Geschichten aus dem wirklichen Leben.

1. 6. 2010 - 17:40

WM-Journal '10-1.

Das Wichtigste zuerst: Wir haben alle keine Ahnung.

Ab heute erscheint das WM-Journal zum Turnier in Südafrika. Zumindest täglich, wenn es sein muss, mehrmals. Ab morgen dann mit einer Einschätzung der acht Vorrundengruppen.
Auch wenn dieser Initiations-Text ja deutlich macht, dass jede Einschätzung bloßer Unfug ist.

Das WM-Journal gibts auch als Podcast!

WM 2010: Die Übersicht

Und hier der Link zur kompletten offiziellen Kader-Liste der FIFA.

Ja, die Welt ist unglaublich eng zusammengewachsen, Spieler stellen sich via Facebook selber auf und die Datenflut und Informationsdichte ist enorm.
Aber eine Konstante bleibt: Ein Fußball-Großereignis, wie heuer die WM in Südafrika, steht an und wir haben allesamt keinen Plan der Einschätzung.

Nicht nur die echten Profis und die Poser-Profis, die sogenannten Experten, auch die Alleswisser-Nerds: keinen Plan, keine Ahnung. Genauso die Fans, egal ob Alles-Nachplapperer oder Kritisch-Hinterfrager: keinen Tau.

Woher sonst kommt etwa das Gelaber auf die Frage nach den Favoriten? Vageres und Schlapperes hat die Welt nicht zu bieten: Spanien (weil zuletzt eurodominant) Argentinien (weil Messi), Brasilien (weil immer), Deutschland (weil Turniermannschaft), dazu - je nach Geschmackslage - England oder Holland. Und ein paar Irre setzen - gegen jeden Trend - auf Frankreich und Italien; weil gegen den Trend zocken viel Gewinn bietet.

Wir wissen nichts.

Mit "wissen" hat das alles nichts zu tun, null.

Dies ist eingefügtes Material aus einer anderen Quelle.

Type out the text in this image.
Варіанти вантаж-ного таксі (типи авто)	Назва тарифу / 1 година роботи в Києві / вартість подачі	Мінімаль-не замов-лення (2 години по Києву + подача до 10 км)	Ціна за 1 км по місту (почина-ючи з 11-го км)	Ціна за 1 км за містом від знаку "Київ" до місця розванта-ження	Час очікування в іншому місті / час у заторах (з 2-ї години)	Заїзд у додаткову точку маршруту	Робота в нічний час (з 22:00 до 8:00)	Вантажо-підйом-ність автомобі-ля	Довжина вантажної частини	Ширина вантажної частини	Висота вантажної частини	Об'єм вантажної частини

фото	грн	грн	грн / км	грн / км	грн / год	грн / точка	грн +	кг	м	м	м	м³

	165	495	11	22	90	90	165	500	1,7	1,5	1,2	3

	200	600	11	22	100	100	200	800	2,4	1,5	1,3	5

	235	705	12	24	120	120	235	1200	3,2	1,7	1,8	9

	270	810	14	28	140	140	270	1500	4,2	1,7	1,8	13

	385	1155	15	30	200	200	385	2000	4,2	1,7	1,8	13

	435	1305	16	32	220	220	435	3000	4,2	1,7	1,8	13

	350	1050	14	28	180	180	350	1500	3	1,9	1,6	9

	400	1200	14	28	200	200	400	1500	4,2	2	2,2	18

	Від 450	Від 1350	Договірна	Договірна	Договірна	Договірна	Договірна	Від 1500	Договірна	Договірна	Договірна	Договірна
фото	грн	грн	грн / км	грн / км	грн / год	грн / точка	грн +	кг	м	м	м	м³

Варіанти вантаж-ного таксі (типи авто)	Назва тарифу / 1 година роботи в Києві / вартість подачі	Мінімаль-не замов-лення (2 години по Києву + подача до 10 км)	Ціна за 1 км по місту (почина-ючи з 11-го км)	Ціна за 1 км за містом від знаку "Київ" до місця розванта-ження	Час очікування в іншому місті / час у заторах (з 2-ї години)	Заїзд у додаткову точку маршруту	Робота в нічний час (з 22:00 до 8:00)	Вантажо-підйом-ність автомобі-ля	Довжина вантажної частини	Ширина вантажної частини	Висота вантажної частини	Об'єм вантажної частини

Diese Einschätzungen entstehen aus einer weltüberspannend in den Fanbäuchen vor sich hinköchelnden Suppe aus Preconceptions, historischen Zuschreibungen, Sympathien und Erfahrungswerten, die denen mit der Kinderhand und der Herdplatte nichts voraushaben. Das sind Instinkt gewordene festgefahrene Klischees, die deshalb eintreffen, weil auch die Akteure selber dran glauben und weil die Streuung zu hoch ist. Denn unter den 8 Genannten wird sich der künftige Weltmeister schon finden; und eine im Nachhinein konstruierte Logik, die das "hab ich doch immer schon gesagt" bestätigt, lässt sich bei vieldeutigem Gelaber und dauerndem Hakenschlagen leicht aufbereiten.

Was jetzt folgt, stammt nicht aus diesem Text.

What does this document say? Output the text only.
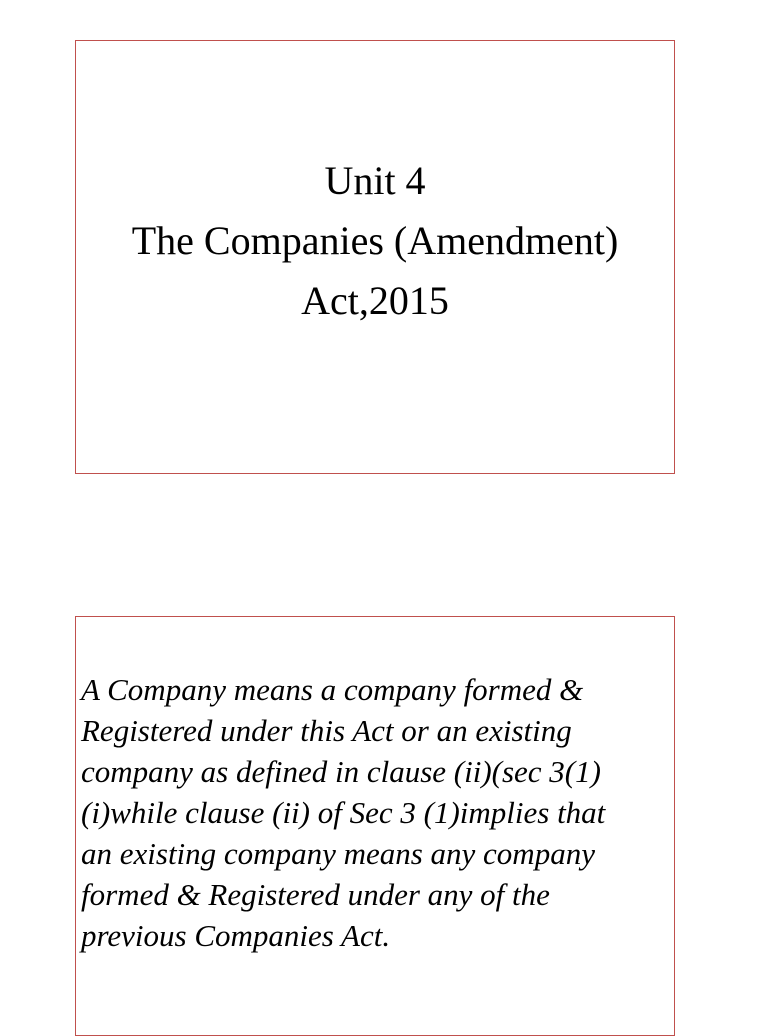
Unit 4
The Companies (Amendment)
Act,2015
A Company means a company formed &
Registered under this Act or an existing
company as defined in clause (ii)(sec 3(1)
(i)while clause (ii) of Sec 3 (1)implies that
an existing company means any company
formed & Registered under any of the
previous Companies Act.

Die realistische Einschätzung, die eigentlich möglich sein müsste, gelingt schon im eigenen Haus kaum. Ich erinnere an die Euro 08 und die österreichische Performance. Die war in dieser Form der gebotenen Leistung nicht vorauszusehen (und alle, die das im Nachhinein behauptet haben, sind Beweise schuldig geblieben) - weil irrationale Personalentscheidungen, krasse Taktikfehler und natürlich die Turnier-Dynamik jegliche Vorabeinschätzung Lügen strafen mussten.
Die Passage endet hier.